ACS Omega 2026, 11, 2, 2930–2946: Figure 6. EDS spectrum for (a) raw banana pseudostem; (b) biochar without impregnation (400/0/60) and (c) optimal BPAC.

The three materials showed a characteristic peak at 2.00 keV, with close highs (225–300 CPS) which can be related to carbon tape used for fixing samples to stub. The spectrum of optimal BPAC included a Zr peak to assess potential cross-contamination from the porcelain crucible after pyrolysis, which may contain this metal in its composition. There was no detection, since the Zr peak could be misinterpreted as uncertainties. The differences obtained in C and O contents demonstrate the effect of volatilization and the enhancement of C in porous matrices from pyrolysis.

4. Conclusions

In the present study, pyrolysis temperature, activation time, and impregnation ratio demonstrated significant effects on surface area development of banana pseudostem activated carbon. The optimal BPAC was obtained under conditions of 400 °C, 60 min, and an IR of 2. The response surface model showed good validation results, with predicted-to-observed ratios ranging from 0.85 to 1.00, using the same method as that applied to the production of carbons from the design. The optimal BPAC exhibited an exceptionally high BET surface area (2415 m² g^–1), surpassing the predicted value. These findings demonstrate the effectiveness of the activation and soaking process in the washing step post-pyrolysis.

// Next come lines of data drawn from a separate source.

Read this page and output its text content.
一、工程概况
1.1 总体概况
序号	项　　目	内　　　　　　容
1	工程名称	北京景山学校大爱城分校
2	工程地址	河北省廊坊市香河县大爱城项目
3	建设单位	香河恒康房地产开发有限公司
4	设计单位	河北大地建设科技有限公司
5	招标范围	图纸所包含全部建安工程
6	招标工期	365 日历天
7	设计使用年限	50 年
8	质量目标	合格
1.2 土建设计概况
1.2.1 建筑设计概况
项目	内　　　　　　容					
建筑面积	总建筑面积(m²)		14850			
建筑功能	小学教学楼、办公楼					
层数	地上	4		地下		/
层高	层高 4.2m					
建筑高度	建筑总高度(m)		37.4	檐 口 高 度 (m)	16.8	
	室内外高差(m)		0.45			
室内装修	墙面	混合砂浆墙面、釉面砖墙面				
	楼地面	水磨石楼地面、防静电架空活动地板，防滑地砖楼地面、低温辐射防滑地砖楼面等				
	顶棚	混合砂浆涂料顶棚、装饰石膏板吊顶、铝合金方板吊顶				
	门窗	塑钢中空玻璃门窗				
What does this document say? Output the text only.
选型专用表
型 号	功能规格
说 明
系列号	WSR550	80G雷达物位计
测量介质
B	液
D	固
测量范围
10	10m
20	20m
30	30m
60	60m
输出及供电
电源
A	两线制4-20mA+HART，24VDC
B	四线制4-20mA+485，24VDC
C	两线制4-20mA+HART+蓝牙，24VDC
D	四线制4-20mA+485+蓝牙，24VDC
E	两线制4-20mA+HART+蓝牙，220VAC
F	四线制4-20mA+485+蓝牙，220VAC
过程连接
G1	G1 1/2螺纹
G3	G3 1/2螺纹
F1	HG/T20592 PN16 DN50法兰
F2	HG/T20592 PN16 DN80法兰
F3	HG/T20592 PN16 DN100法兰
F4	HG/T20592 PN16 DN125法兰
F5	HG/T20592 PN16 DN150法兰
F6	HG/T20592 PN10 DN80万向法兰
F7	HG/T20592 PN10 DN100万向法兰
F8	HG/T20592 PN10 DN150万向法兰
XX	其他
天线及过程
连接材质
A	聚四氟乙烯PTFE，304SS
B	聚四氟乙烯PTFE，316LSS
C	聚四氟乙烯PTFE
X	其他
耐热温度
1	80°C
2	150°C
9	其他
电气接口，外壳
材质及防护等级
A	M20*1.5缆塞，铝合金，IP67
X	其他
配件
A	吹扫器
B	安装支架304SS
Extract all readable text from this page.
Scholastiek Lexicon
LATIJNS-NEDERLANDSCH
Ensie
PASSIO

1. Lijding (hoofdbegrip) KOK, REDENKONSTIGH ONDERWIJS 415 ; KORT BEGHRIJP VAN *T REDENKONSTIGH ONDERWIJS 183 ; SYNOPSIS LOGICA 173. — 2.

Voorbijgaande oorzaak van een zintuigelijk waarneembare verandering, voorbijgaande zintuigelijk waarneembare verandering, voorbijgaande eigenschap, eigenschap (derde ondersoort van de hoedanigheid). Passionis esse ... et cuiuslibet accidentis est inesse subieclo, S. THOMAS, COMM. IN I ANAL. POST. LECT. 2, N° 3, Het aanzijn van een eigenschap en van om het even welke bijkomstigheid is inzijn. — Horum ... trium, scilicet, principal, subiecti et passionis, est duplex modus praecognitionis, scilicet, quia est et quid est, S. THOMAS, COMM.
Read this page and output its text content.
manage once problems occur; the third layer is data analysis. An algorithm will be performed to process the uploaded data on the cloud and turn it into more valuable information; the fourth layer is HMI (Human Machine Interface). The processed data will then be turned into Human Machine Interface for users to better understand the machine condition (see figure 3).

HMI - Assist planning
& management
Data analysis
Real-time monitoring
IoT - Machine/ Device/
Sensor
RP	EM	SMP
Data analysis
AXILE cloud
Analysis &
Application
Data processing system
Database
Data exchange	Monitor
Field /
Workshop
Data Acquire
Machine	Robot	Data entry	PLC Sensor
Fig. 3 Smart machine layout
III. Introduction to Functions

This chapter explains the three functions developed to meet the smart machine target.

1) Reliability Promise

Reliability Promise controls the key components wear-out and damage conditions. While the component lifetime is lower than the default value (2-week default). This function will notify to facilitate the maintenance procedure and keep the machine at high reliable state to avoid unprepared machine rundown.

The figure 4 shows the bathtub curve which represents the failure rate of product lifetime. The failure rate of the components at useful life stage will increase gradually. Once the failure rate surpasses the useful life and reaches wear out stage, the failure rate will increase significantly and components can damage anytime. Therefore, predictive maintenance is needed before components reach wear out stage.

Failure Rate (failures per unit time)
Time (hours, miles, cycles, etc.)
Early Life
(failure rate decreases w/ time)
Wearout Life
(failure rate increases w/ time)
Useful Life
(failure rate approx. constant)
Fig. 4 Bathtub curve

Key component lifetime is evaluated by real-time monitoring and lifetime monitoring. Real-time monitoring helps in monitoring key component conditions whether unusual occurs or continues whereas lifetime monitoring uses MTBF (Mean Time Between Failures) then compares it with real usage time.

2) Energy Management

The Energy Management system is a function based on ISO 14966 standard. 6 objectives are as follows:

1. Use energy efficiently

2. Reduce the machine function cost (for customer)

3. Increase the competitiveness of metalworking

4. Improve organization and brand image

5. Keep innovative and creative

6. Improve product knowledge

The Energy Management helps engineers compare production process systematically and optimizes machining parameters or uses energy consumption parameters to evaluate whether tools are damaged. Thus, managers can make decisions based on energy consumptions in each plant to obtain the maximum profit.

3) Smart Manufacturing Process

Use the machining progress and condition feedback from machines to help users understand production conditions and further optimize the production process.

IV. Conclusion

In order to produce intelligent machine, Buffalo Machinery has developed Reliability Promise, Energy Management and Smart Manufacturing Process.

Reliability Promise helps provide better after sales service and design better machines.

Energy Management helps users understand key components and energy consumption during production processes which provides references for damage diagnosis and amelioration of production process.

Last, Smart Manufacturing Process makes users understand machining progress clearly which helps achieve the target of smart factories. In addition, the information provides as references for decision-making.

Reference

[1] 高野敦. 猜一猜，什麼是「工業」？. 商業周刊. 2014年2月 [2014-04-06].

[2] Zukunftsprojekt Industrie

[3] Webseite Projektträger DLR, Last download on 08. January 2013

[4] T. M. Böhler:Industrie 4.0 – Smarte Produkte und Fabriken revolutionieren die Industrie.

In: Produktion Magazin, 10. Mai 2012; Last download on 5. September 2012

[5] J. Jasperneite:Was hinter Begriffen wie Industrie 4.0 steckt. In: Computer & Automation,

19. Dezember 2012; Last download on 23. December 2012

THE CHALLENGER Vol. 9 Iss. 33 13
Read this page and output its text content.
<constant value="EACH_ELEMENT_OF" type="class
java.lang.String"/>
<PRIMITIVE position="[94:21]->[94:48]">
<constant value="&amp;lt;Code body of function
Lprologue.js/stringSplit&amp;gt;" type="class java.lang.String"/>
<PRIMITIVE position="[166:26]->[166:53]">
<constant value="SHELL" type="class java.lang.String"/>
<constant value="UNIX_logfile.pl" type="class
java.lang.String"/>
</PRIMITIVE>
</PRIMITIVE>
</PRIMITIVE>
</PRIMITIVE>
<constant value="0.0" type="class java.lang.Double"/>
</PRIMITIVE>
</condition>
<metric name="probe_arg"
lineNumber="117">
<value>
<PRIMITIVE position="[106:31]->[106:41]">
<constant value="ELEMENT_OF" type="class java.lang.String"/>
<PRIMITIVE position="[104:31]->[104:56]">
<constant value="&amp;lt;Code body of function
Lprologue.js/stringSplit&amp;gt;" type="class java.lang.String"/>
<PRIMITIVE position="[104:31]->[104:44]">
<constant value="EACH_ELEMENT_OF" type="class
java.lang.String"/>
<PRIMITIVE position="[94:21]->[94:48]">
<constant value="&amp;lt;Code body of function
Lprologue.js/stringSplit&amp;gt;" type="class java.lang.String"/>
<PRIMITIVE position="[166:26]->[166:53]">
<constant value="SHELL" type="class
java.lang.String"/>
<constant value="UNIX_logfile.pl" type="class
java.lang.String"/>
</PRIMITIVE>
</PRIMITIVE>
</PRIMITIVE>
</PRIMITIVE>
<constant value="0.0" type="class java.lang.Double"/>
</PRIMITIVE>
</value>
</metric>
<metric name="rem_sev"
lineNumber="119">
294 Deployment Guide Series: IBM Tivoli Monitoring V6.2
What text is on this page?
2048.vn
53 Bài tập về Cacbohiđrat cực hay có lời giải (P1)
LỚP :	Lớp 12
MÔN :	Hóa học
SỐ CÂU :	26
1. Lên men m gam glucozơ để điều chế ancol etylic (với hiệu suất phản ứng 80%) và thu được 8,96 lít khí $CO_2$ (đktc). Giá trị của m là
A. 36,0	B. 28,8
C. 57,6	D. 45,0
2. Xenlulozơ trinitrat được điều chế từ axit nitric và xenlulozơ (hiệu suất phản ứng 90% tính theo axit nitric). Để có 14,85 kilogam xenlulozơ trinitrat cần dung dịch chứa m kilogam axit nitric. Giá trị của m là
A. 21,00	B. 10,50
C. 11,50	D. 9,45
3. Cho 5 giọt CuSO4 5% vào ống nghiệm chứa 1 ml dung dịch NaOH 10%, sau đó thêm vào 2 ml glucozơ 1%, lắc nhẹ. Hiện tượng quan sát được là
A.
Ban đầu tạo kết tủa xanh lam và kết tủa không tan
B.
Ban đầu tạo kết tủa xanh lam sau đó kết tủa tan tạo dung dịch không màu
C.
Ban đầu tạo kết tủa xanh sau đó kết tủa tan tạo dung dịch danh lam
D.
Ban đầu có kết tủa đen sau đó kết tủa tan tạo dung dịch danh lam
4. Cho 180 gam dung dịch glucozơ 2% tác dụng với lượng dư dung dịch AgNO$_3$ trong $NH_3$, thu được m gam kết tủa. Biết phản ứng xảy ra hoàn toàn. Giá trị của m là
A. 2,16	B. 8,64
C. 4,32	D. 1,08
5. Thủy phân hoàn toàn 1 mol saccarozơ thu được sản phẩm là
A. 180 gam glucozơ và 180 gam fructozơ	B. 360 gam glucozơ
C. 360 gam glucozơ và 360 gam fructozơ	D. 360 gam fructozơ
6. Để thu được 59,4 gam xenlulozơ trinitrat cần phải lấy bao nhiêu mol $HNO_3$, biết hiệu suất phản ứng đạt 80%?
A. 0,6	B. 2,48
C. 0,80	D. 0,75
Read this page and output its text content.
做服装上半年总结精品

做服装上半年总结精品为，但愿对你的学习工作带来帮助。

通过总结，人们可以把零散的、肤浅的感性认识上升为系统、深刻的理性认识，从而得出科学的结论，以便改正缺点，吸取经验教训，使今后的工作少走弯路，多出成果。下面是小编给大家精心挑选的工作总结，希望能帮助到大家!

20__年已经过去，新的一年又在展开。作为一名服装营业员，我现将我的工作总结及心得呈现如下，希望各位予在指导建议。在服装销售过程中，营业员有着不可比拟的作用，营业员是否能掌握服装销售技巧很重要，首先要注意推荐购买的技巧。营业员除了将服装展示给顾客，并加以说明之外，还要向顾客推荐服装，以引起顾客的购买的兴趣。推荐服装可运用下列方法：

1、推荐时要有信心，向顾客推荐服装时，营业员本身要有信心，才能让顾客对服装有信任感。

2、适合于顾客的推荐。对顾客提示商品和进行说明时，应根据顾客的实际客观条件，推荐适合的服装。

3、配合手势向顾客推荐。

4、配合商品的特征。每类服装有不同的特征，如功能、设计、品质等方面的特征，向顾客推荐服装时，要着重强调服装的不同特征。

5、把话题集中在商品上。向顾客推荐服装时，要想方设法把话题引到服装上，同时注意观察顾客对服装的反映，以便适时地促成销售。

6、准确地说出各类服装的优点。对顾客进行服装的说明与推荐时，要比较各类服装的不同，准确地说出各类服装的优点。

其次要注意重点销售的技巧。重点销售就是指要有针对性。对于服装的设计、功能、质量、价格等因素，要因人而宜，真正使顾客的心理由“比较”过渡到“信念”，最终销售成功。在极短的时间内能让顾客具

The prolonged contact between the carbon and the acidic solution may have contributed to the increase in surface area due to an extended interaction time between the acid and BPAC, even at room temperature. The optimal BPAC produced following the criteria of lower energy levels and less reagent consumption, efficiently adsorbed phosphorus compared to other reference biochars, achieving a q_max of approximately 11.8 mg g^–1, with a time of equilibrium reached at 7 h. Overall, the response surface methodology successfully optimized the activation conditions for banana pseudostem activated carbon, confirming the great potential of this lignocellulosic residue as a renewable and efficient precursor for producing high–surface–area carbon materials suitable for adsorption.